A new year can cause any investor to wax philosophical and Olsen is no exception. He sees some mixed signals for 2014 and the near beyond.
“I think the midstream has a lot of good things going on and a lot of positive prospects on the horizon, as well as a low interest-rate environment, which benefits infrastructure generally because it is a high, free cash-flowing asset class,” he says. “But frankly, I think I do have a little bit of a reputation as a pessimist—or doom and gloom guy. Really, what I’m trying to do is help investors understand that the infrastructure boom is not going to be endless, and there will be a natural cycle to it.”
From that perspective, he sees “2014 to be another good year for capital spending and investment in the industry.
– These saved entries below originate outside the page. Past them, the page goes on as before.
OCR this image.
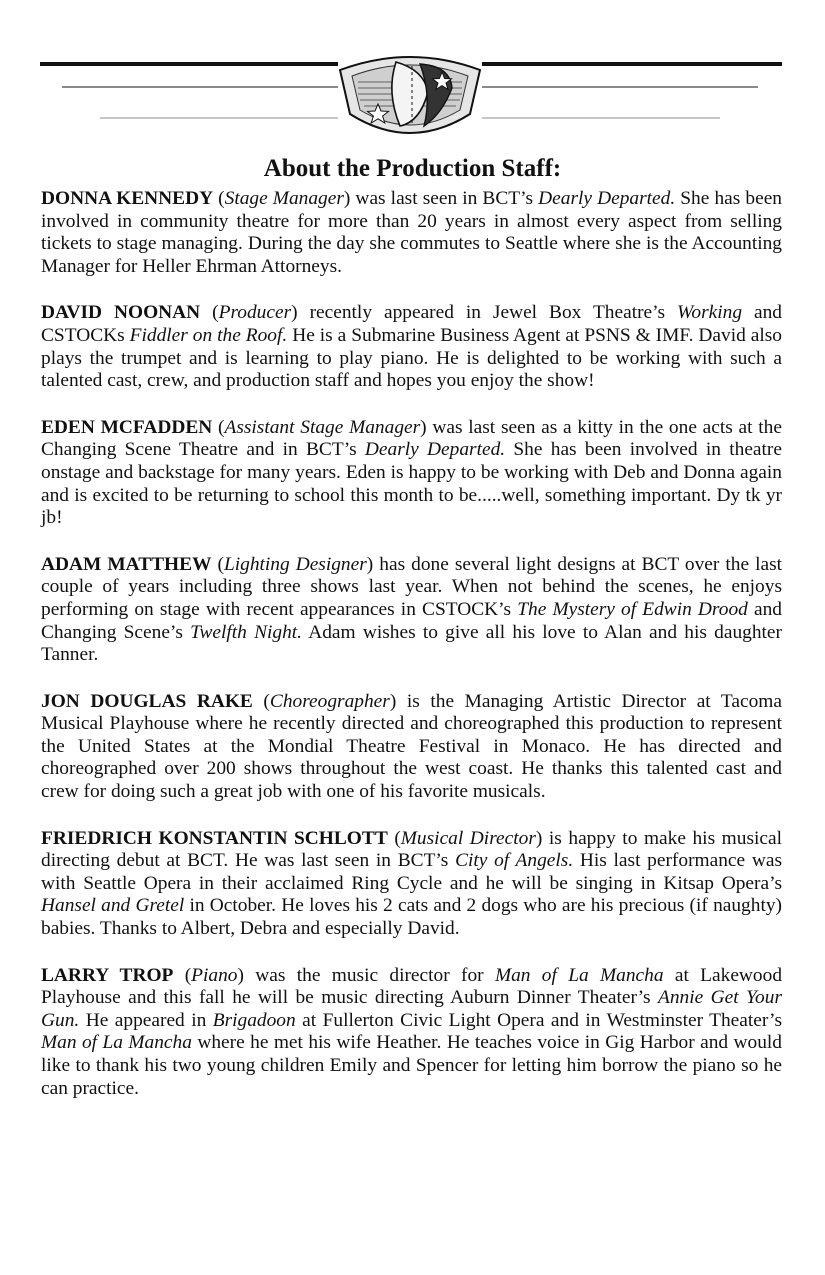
About the Production Staff:

DONNA KENNEDY (Stage Manager) was last seen in BCT’s Dearly Departed. She has been involved in community theatre for more than 20 years in almost every aspect from selling tickets to stage managing. During the day she commutes to Seattle where she is the Accounting Manager for Heller Ehrman Attorneys.

DAVID NOONAN (Producer) recently appeared in Jewel Box Theatre’s Working and CSTOCKs Fiddler on the Roof. He is a Submarine Business Agent at PSNS & IMF. David also plays the trumpet and is learning to play piano. He is delighted to be working with such a talented cast, crew, and production staff and hopes you enjoy the show!

EDEN MCFADDEN (Assistant Stage Manager) was last seen as a kitty in the one acts at the Changing Scene Theatre and in BCT’s Dearly Departed. She has been involved in theatre onstage and backstage for many years. Eden is happy to be working with Deb and Donna again and is excited to be returning to school this month to be.....well, something important. Dy tk yr jb!

ADAM MATTHEW (Lighting Designer) has done several light designs at BCT over the last couple of years including three shows last year. When not behind the scenes, he enjoys performing on stage with recent appearances in CSTOCK’s The Mystery of Edwin Drood and Changing Scene’s Twelfth Night. Adam wishes to give all his love to Alan and his daughter Tanner.

JON DOUGLAS RAKE (Choreographer) is the Managing Artistic Director at Tacoma Musical Playhouse where he recently directed and choreographed this production to represent the United States at the Mondial Theatre Festival in Monaco. He has directed and choreographed over 200 shows throughout the west coast. He thanks this talented cast and crew for doing such a great job with one of his favorite musicals.

FRIEDRICH KONSTANTIN SCHLOTT (Musical Director) is happy to make his musical directing debut at BCT. He was last seen in BCT’s City of Angels. His last performance was with Seattle Opera in their acclaimed Ring Cycle and he will be singing in Kitsap Opera’s Hansel and Gretel in October. He loves his 2 cats and 2 dogs who are his precious (if naughty) babies. Thanks to Albert, Debra and especially David.

LARRY TROP (Piano) was the music director for Man of La Mancha at Lakewood Playhouse and this fall he will be music directing Auburn Dinner Theater’s Annie Get Your Gun. He appeared in Brigadoon at Fullerton Civic Light Opera and in Westminster Theater’s Man of La Mancha where he met his wife Heather. He teaches voice in Gig Harbor and would like to thank his two young children Emily and Spencer for letting him borrow the piano so he can practice.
But one of the things I think sometimes analysts forget is every time a dollar of capital is invested, it’s being invested to solve a problem, and as we solve more problems, the amount of dollars that are needed to solve problems thereafter necessarily gets smaller and smaller,” he continues.
“And you would expect that multiples to go lower and yields go higher. Everyone hates to hear that, but the reason why 2010 through 2013 was such a great era for midstream is we had an unprecedented amount of work to do at a period when capital was really historically cheap,” Olsen says. That created “a very unique kind of perfect storm to be in, which is very good for stocks and very good for investors in these stocks.”
That creates some serious thinking despite the current optimism. “It’s just important to remember—as we work our way through a multiyear shale build-out—that we will not always have an endless number of projects and endless amounts of capital to throw at those projects, and investors need to be prepared for when that day comes.”